Our reservist guide had run away to America in youth, where he had worked at anything he could find to do; but he had returned to Berlin, where he had a “good little business” before the war. He was stout and cheery, and he referred to the prisoners as “boys.” The French and Russians were good boys; but the English were bad boys, who had no discipline. He said that all received the same food as German soldiers. It seemed almost ridiculous chivalry that men who had fought against you and were living inactive lives should be as well fed as the men who were fighting for you. The rations that I saw given to German soldiers were better. But that was what the guide said.

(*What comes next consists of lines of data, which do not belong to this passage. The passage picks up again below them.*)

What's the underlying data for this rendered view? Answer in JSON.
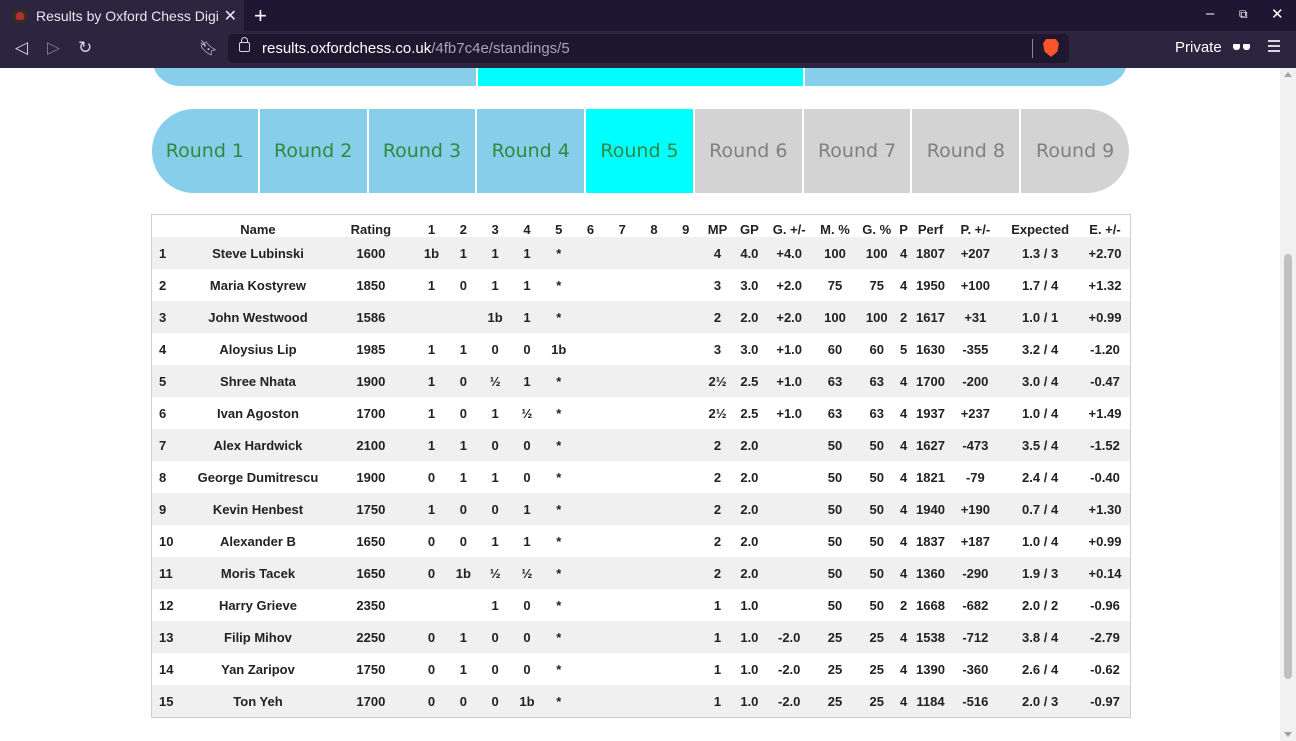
{
  "browser": {
    "tab_title": "Results by Oxford Chess Digital",
    "new_tab": "+",
    "close": "✕",
    "url_host": "results.oxfordchess.co.uk",
    "url_path": "/4fb7c4e/standings/5",
    "private_label": "Private"
  },
  "rounds": [
    {
      "label": "Round 1",
      "state": "done"
    },
    {
      "label": "Round 2",
      "state": "done"
    },
    {
      "label": "Round 3",
      "state": "done"
    },
    {
      "label": "Round 4",
      "state": "done"
    },
    {
      "label": "Round 5",
      "state": "active"
    },
    {
      "label": "Round 6",
      "state": "future"
    },
    {
      "label": "Round 7",
      "state": "future"
    },
    {
      "label": "Round 8",
      "state": "future"
    },
    {
      "label": "Round 9",
      "state": "future"
    }
  ],
  "colors": {
    "done": "#87ceeb",
    "active": "#00ffff",
    "future": "#d3d3d3",
    "round_text": "#2f8a3c"
  },
  "table": {
    "headers": [
      "",
      "Name",
      "Rating",
      "1",
      "2",
      "3",
      "4",
      "5",
      "6",
      "7",
      "8",
      "9",
      "MP",
      "GP",
      "G. +/-",
      "M. %",
      "G. %",
      "P",
      "Perf",
      "P. +/-",
      "Expected",
      "E. +/-"
    ],
    "rows": [
      [
        "1",
        "Steve Lubinski",
        "1600",
        "1b",
        "1",
        "1",
        "1",
        "*",
        "",
        "",
        "",
        "",
        "4",
        "4.0",
        "+4.0",
        "100",
        "100",
        "4",
        "1807",
        "+207",
        "1.3 / 3",
        "+2.70"
      ],
      [
        "2",
        "Maria Kostyrew",
        "1850",
        "1",
        "0",
        "1",
        "1",
        "*",
        "",
        "",
        "",
        "",
        "3",
        "3.0",
        "+2.0",
        "75",
        "75",
        "4",
        "1950",
        "+100",
        "1.7 / 4",
        "+1.32"
      ],
      [
        "3",
        "John Westwood",
        "1586",
        "",
        "",
        "1b",
        "1",
        "*",
        "",
        "",
        "",
        "",
        "2",
        "2.0",
        "+2.0",
        "100",
        "100",
        "2",
        "1617",
        "+31",
        "1.0 / 1",
        "+0.99"
      ],
      [
        "4",
        "Aloysius Lip",
        "1985",
        "1",
        "1",
        "0",
        "0",
        "1b",
        "",
        "",
        "",
        "",
        "3",
        "3.0",
        "+1.0",
        "60",
        "60",
        "5",
        "1630",
        "-355",
        "3.2 / 4",
        "-1.20"
      ],
      [
        "5",
        "Shree Nhata",
        "1900",
        "1",
        "0",
        "½",
        "1",
        "*",
        "",
        "",
        "",
        "",
        "2½",
        "2.5",
        "+1.0",
        "63",
        "63",
        "4",
        "1700",
        "-200",
        "3.0 / 4",
        "-0.47"
      ],
      [
        "6",
        "Ivan Agoston",
        "1700",
        "1",
        "0",
        "1",
        "½",
        "*",
        "",
        "",
        "",
        "",
        "2½",
        "2.5",
        "+1.0",
        "63",
        "63",
        "4",
        "1937",
        "+237",
        "1.0 / 4",
        "+1.49"
      ],
      [
        "7",
        "Alex Hardwick",
        "2100",
        "1",
        "1",
        "0",
        "0",
        "*",
        "",
        "",
        "",
        "",
        "2",
        "2.0",
        "",
        "50",
        "50",
        "4",
        "1627",
        "-473",
        "3.5 / 4",
        "-1.52"
      ],
      [
        "8",
        "George Dumitrescu",
        "1900",
        "0",
        "1",
        "1",
        "0",
        "*",
        "",
        "",
        "",
        "",
        "2",
        "2.0",
        "",
        "50",
        "50",
        "4",
        "1821",
        "-79",
        "2.4 / 4",
        "-0.40"
      ],
      [
        "9",
        "Kevin Henbest",
        "1750",
        "1",
        "0",
        "0",
        "1",
        "*",
        "",
        "",
        "",
        "",
        "2",
        "2.0",
        "",
        "50",
        "50",
        "4",
        "1940",
        "+190",
        "0.7 / 4",
        "+1.30"
      ],
      [
        "10",
        "Alexander B",
        "1650",
        "0",
        "0",
        "1",
        "1",
        "*",
        "",
        "",
        "",
        "",
        "2",
        "2.0",
        "",
        "50",
        "50",
        "4",
        "1837",
        "+187",
        "1.0 / 4",
        "+0.99"
      ],
      [
        "11",
        "Moris Tacek",
        "1650",
        "0",
        "1b",
        "½",
        "½",
        "*",
        "",
        "",
        "",
        "",
        "2",
        "2.0",
        "",
        "50",
        "50",
        "4",
        "1360",
        "-290",
        "1.9 / 3",
        "+0.14"
      ],
      [
        "12",
        "Harry Grieve",
        "2350",
        "",
        "",
        "1",
        "0",
        "*",
        "",
        "",
        "",
        "",
        "1",
        "1.0",
        "",
        "50",
        "50",
        "2",
        "1668",
        "-682",
        "2.0 / 2",
        "-0.96"
      ],
      [
        "13",
        "Filip Mihov",
        "2250",
        "0",
        "1",
        "0",
        "0",
        "*",
        "",
        "",
        "",
        "",
        "1",
        "1.0",
        "-2.0",
        "25",
        "25",
        "4",
        "1538",
        "-712",
        "3.8 / 4",
        "-2.79"
      ],
      [
        "14",
        "Yan Zaripov",
        "1750",
        "0",
        "1",
        "0",
        "0",
        "*",
        "",
        "",
        "",
        "",
        "1",
        "1.0",
        "-2.0",
        "25",
        "25",
        "4",
        "1390",
        "-360",
        "2.6 / 4",
        "-0.62"
      ],
      [
        "15",
        "Ton Yeh",
        "1700",
        "0",
        "0",
        "0",
        "1b",
        "*",
        "",
        "",
        "",
        "",
        "1",
        "1.0",
        "-2.0",
        "25",
        "25",
        "4",
        "1184",
        "-516",
        "2.0 / 3",
        "-0.97"
      ]
    ]
  }
}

“This is our little sitting-room for the English non-commissioned officers,” he explained, as he opened the door of a small shanty which had a pane of glass for a window. Some men sitting around a small stove arose. One, a big sergeant-major, towered over the others; he had the colours of the South African campaign on the breast of his worn khaki blouse and stood very straight, as if on parade. By the window was a Scot in kilts, who was equally tall. He looked around over his shoulder and then turned his face away with the pride of a man who does not care to be regarded as a show. His uniform was as neat as if he were at inspection; and the way he held his head, the haughtiness of his profile against the stream of light, recalled the unconquerable spirit of the Prussian prisoner whom I had seen on the road during the fighting along the Aisne. Only a regular, but he was upholding the dignity of Britain in that prison camp better than many a member of Parliament on the floor of the House of Commons. I asked our guide about him.